Moradores do Bairro Nova Campo Grande, onde Alexandre Alves Souza, de 21 anos, morreu durante uma perseguição na Avenida Dois na noite de quarta-feira (15), reclamam dos frequentes barulhos de motocicletas acelerando, outros motociclistas empinando, assim como em alta velocidade na região.

Segundo quem vive ali, a “bagunça” é frequente a qualquer horário do dia, porém à noite tem sido pior, como explica uma agente aeroportuária, de 23 anos. Ela mora desde dezembro com o irmão no bairro e reclama dos barulhos. “É principalmente à noite. Tem um bebê com a gente e ela acorda assustada com o barulho muito alto”, contou.
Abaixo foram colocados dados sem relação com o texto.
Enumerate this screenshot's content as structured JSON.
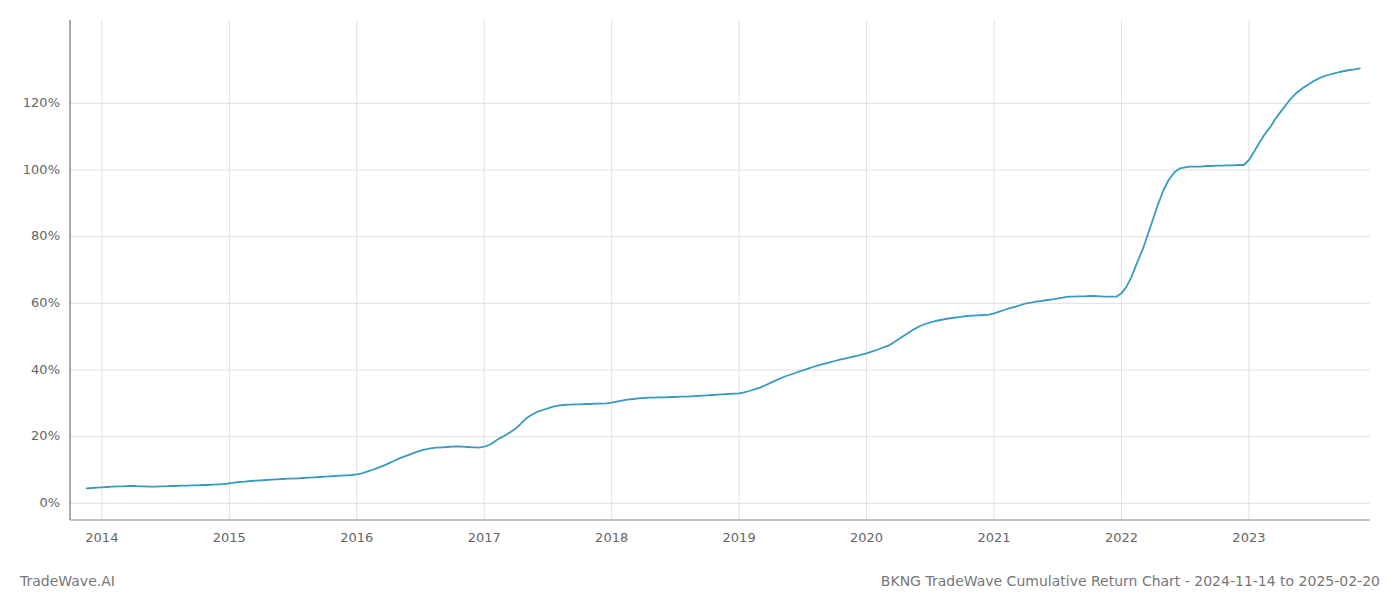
{
  "chart_data": {
    "type": "line",
    "title": "BKNG TradeWave Cumulative Return Chart - 2024-11-14 to 2025-02-20",
    "annotations": [
      "TradeWave.AI"
    ],
    "color": "#3a9abf",
    "grid": true,
    "x": [
      2013.88,
      2013.92,
      2013.96,
      2014.0,
      2014.04,
      2014.08,
      2014.12,
      2014.17,
      2014.21,
      2014.25,
      2014.29,
      2014.33,
      2014.37,
      2014.42,
      2014.46,
      2014.5,
      2014.54,
      2014.58,
      2014.62,
      2014.67,
      2014.71,
      2014.75,
      2014.79,
      2014.83,
      2014.87,
      2014.92,
      2014.96,
      2015.0,
      2015.04,
      2015.08,
      2015.12,
      2015.17,
      2015.21,
      2015.25,
      2015.29,
      2015.33,
      2015.37,
      2015.42,
      2015.46,
      2015.5,
      2015.54,
      2015.58,
      2015.62,
      2015.67,
      2015.71,
      2015.75,
      2015.79,
      2015.83,
      2015.87,
      2015.92,
      2015.96,
      2016.0,
      2016.04,
      2016.08,
      2016.12,
      2016.17,
      2016.21,
      2016.25,
      2016.29,
      2016.33,
      2016.37,
      2016.42,
      2016.46,
      2016.5,
      2016.54,
      2016.58,
      2016.62,
      2016.67,
      2016.71,
      2016.75,
      2016.79,
      2016.83,
      2016.87,
      2016.92,
      2016.96,
      2017.0,
      2017.04,
      2017.08,
      2017.12,
      2017.17,
      2017.21,
      2017.25,
      2017.29,
      2017.33,
      2017.37,
      2017.42,
      2017.46,
      2017.5,
      2017.54,
      2017.58,
      2017.62,
      2017.67,
      2017.71,
      2017.75,
      2017.79,
      2017.83,
      2017.87,
      2017.92,
      2017.96,
      2018.0,
      2018.04,
      2018.08,
      2018.12,
      2018.17,
      2018.21,
      2018.25,
      2018.29,
      2018.33,
      2018.37,
      2018.42,
      2018.46,
      2018.5,
      2018.54,
      2018.58,
      2018.62,
      2018.67,
      2018.71,
      2018.75,
      2018.79,
      2018.83,
      2018.87,
      2018.92,
      2018.96,
      2019.0,
      2019.04,
      2019.08,
      2019.12,
      2019.17,
      2019.21,
      2019.25,
      2019.29,
      2019.33,
      2019.37,
      2019.42,
      2019.46,
      2019.5,
      2019.54,
      2019.58,
      2019.62,
      2019.67,
      2019.71,
      2019.75,
      2019.79,
      2019.83,
      2019.87,
      2019.92,
      2019.96,
      2020.0,
      2020.04,
      2020.08,
      2020.12,
      2020.17,
      2020.21,
      2020.25,
      2020.29,
      2020.33,
      2020.37,
      2020.42,
      2020.46,
      2020.5,
      2020.54,
      2020.58,
      2020.62,
      2020.67,
      2020.71,
      2020.75,
      2020.79,
      2020.83,
      2020.87,
      2020.92,
      2020.96,
      2021.0,
      2021.04,
      2021.08,
      2021.12,
      2021.17,
      2021.21,
      2021.25,
      2021.29,
      2021.33,
      2021.37,
      2021.42,
      2021.46,
      2021.5,
      2021.54,
      2021.58,
      2021.62,
      2021.67,
      2021.71,
      2021.75,
      2021.79,
      2021.83,
      2021.87,
      2021.92,
      2021.96,
      2022.0,
      2022.04,
      2022.08,
      2022.12,
      2022.17,
      2022.21,
      2022.25,
      2022.29,
      2022.33,
      2022.37,
      2022.42,
      2022.46,
      2022.5,
      2022.54,
      2022.58,
      2022.62,
      2022.67,
      2022.71,
      2022.75,
      2022.79,
      2022.83,
      2022.87,
      2022.92,
      2022.96,
      2023.0,
      2023.04,
      2023.08,
      2023.12,
      2023.17,
      2023.21,
      2023.25,
      2023.29,
      2023.33,
      2023.37,
      2023.42,
      2023.46,
      2023.5,
      2023.54,
      2023.58,
      2023.62,
      2023.67,
      2023.71,
      2023.75,
      2023.79,
      2023.83,
      2023.87
    ],
    "values": [
      4.5,
      4.6,
      4.7,
      4.8,
      4.9,
      5.0,
      5.1,
      5.1,
      5.2,
      5.2,
      5.1,
      5.1,
      5.0,
      5.0,
      5.1,
      5.1,
      5.2,
      5.2,
      5.3,
      5.3,
      5.4,
      5.4,
      5.5,
      5.5,
      5.6,
      5.7,
      5.8,
      6.0,
      6.2,
      6.4,
      6.5,
      6.7,
      6.8,
      6.9,
      7.0,
      7.1,
      7.2,
      7.3,
      7.4,
      7.4,
      7.5,
      7.6,
      7.7,
      7.8,
      7.9,
      8.0,
      8.1,
      8.2,
      8.3,
      8.4,
      8.5,
      8.7,
      9.0,
      9.5,
      10.0,
      10.7,
      11.3,
      12.0,
      12.7,
      13.4,
      14.0,
      14.7,
      15.3,
      15.8,
      16.2,
      16.5,
      16.7,
      16.8,
      16.9,
      17.0,
      17.1,
      17.0,
      16.9,
      16.8,
      16.7,
      17.0,
      17.5,
      18.5,
      19.5,
      20.5,
      21.5,
      22.5,
      24.0,
      25.5,
      26.5,
      27.5,
      28.0,
      28.5,
      29.0,
      29.3,
      29.5,
      29.6,
      29.7,
      29.7,
      29.8,
      29.8,
      29.9,
      29.9,
      30.0,
      30.2,
      30.5,
      30.8,
      31.1,
      31.3,
      31.5,
      31.6,
      31.7,
      31.7,
      31.8,
      31.8,
      31.9,
      31.9,
      32.0,
      32.0,
      32.1,
      32.2,
      32.3,
      32.4,
      32.5,
      32.6,
      32.7,
      32.8,
      32.9,
      33.0,
      33.3,
      33.7,
      34.2,
      34.8,
      35.5,
      36.2,
      36.9,
      37.6,
      38.2,
      38.8,
      39.4,
      39.9,
      40.4,
      40.9,
      41.4,
      41.9,
      42.3,
      42.7,
      43.1,
      43.4,
      43.8,
      44.2,
      44.6,
      45.0,
      45.5,
      46.0,
      46.6,
      47.3,
      48.2,
      49.2,
      50.2,
      51.2,
      52.2,
      53.2,
      53.8,
      54.3,
      54.7,
      55.0,
      55.3,
      55.6,
      55.8,
      56.0,
      56.2,
      56.3,
      56.4,
      56.5,
      56.6,
      57.0,
      57.5,
      58.0,
      58.5,
      59.0,
      59.5,
      60.0,
      60.2,
      60.5,
      60.7,
      61.0,
      61.2,
      61.5,
      61.7,
      62.0,
      62.0,
      62.1,
      62.1,
      62.2,
      62.2,
      62.1,
      62.0,
      62.0,
      62.0,
      63.0,
      65.0,
      68.0,
      72.0,
      76.5,
      81.0,
      85.5,
      90.0,
      94.0,
      97.0,
      99.5,
      100.5,
      100.8,
      101.0,
      101.0,
      101.0,
      101.2,
      101.2,
      101.3,
      101.3,
      101.4,
      101.4,
      101.5,
      101.5,
      103.0,
      105.5,
      108.0,
      110.5,
      113.0,
      115.5,
      117.5,
      119.5,
      121.5,
      123.0,
      124.5,
      125.5,
      126.5,
      127.3,
      128.0,
      128.5,
      129.0,
      129.4,
      129.7,
      130.0,
      130.2,
      130.5
    ],
    "xlim": [
      2013.75,
      2023.95
    ],
    "xticks": [
      2014,
      2015,
      2016,
      2017,
      2018,
      2019,
      2020,
      2021,
      2022,
      2023
    ],
    "ylim": [
      -5,
      145
    ],
    "yticks": [
      {
        "value": 0,
        "label": "0%"
      },
      {
        "value": 20,
        "label": "20%"
      },
      {
        "value": 40,
        "label": "40%"
      },
      {
        "value": 60,
        "label": "60%"
      },
      {
        "value": 80,
        "label": "80%"
      },
      {
        "value": 100,
        "label": "100%"
      },
      {
        "value": 120,
        "label": "120%"
      }
    ]
  }
}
Sobre a perseguição e acidente, ela não chegou a presenciar, mas ouviu o forte barulho e ficou com medo de sair para ver o que era.
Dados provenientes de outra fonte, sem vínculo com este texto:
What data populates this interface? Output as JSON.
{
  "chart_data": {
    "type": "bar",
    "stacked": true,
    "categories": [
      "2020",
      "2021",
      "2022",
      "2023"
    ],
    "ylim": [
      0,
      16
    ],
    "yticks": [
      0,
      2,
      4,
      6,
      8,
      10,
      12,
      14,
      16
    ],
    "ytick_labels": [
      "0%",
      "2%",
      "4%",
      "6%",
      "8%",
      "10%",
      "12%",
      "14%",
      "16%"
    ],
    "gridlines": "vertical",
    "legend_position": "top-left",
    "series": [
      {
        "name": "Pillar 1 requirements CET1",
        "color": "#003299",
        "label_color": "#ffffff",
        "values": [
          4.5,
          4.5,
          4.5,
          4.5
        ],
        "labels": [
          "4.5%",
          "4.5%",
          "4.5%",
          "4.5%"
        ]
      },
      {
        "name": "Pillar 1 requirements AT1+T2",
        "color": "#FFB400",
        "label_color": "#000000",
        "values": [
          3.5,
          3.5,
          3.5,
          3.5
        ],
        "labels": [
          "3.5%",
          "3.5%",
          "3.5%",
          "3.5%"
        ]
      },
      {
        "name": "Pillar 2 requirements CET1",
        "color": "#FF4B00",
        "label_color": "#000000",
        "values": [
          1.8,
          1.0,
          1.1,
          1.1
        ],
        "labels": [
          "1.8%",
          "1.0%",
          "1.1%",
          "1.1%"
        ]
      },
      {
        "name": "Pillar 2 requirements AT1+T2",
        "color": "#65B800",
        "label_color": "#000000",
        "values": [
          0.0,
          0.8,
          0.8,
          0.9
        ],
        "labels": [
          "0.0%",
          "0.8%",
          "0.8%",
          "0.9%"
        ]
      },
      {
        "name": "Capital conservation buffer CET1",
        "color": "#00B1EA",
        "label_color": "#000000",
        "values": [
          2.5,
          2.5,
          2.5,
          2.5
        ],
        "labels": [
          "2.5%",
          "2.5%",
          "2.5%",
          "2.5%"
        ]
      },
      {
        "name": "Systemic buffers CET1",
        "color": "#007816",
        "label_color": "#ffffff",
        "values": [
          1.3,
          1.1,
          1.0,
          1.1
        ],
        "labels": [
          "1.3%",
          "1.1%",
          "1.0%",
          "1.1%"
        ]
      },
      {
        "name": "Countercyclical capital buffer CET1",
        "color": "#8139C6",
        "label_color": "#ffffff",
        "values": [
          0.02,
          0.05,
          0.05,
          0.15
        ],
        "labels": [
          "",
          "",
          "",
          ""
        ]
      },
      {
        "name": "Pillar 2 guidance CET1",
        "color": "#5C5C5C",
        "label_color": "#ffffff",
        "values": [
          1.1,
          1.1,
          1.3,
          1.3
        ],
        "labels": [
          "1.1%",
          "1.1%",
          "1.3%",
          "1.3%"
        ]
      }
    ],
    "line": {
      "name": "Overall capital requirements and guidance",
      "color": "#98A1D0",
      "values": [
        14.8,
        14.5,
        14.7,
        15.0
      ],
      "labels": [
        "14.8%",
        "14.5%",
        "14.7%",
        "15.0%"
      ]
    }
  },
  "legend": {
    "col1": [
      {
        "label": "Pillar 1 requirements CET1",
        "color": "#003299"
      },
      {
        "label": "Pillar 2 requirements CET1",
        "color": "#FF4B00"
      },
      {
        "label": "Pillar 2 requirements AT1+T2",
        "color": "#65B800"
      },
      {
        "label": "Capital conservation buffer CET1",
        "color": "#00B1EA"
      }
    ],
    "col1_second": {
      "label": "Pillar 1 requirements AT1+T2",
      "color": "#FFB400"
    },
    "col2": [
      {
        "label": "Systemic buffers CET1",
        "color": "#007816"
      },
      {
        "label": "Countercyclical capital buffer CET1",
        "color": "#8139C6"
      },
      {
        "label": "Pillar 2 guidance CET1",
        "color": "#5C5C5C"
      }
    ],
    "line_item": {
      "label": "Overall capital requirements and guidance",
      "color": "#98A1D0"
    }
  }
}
“A polícia tem que fazer alguma coisa”, cobra um empresário de 52 anos. Ele explicou que mora nos fundos do comércio e que mesmo assim o som alto das motos chega lá na madrugada. “Moro há um ano aqui e sempre foi assim”, lamenta.

Morando há 6 anos na região, outro empresário, de 34 anos, contou que a situação começou a piorar há 6 meses, quando o asfalto novo foi terminado. “Fica assim o dia inteiro, moto entregador, jovens, fazendo o randandandan, correndo, empinando. Falta uma lombada ou algo que force a diminuir a velocidade nesse trecho”, relata.
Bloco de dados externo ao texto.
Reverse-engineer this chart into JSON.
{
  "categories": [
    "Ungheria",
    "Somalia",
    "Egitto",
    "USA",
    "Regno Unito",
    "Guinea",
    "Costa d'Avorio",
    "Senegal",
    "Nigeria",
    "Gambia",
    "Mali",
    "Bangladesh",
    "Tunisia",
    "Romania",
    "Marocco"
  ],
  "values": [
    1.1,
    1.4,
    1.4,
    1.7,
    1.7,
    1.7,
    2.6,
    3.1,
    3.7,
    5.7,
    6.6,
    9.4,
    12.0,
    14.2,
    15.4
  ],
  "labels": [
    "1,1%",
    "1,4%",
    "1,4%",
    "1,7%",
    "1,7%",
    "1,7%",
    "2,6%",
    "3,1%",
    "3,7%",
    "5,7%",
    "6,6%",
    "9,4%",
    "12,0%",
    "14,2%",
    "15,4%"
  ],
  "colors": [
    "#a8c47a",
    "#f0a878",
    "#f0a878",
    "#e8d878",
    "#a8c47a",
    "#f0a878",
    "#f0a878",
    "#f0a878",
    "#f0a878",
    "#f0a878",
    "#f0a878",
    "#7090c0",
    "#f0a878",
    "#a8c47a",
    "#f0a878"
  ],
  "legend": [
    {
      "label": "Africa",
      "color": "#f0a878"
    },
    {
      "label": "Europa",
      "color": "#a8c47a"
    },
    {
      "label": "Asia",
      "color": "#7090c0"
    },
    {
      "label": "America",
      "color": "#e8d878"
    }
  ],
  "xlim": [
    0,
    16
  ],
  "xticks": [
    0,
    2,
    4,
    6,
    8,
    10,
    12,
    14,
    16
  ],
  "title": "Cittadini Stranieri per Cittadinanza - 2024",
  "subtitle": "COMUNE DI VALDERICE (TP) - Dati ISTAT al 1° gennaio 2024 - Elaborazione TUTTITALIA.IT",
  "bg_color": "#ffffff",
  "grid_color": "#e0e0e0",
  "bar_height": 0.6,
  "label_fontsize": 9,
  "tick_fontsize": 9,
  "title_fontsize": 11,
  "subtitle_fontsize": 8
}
A situação continua sendo alvo de reclamação. Uma professora universitária, de 59 anos, falou que tem sido muito complicado até mesmo para trabalhar. Ela dá aula online duas vezes por semana. “É impossível por conta do barulho”, define.

De acordo com a moradora, quando acha que não dá para piorar, aos finais de semana há caminhonetes com som alto na caçamba.

Em contrapartida, uma mulher, de 34 anos, contou que o barulho ocorre mais em outro ponto do bairro. Ela contou que não o conhece, mas ouviu falar que a vítima era uma pessoa boa e trabalhadora, inclusive, acredita que o acidente tenha ocorrido de propósito.

Perseguição e acidente

De acordo com a polícia, Alexandre morreu ao colidir contra a lateral esquerda de um VW Gol, durante perseguição na Avenida Dois, no sentido à Avenida Duque de Caxias.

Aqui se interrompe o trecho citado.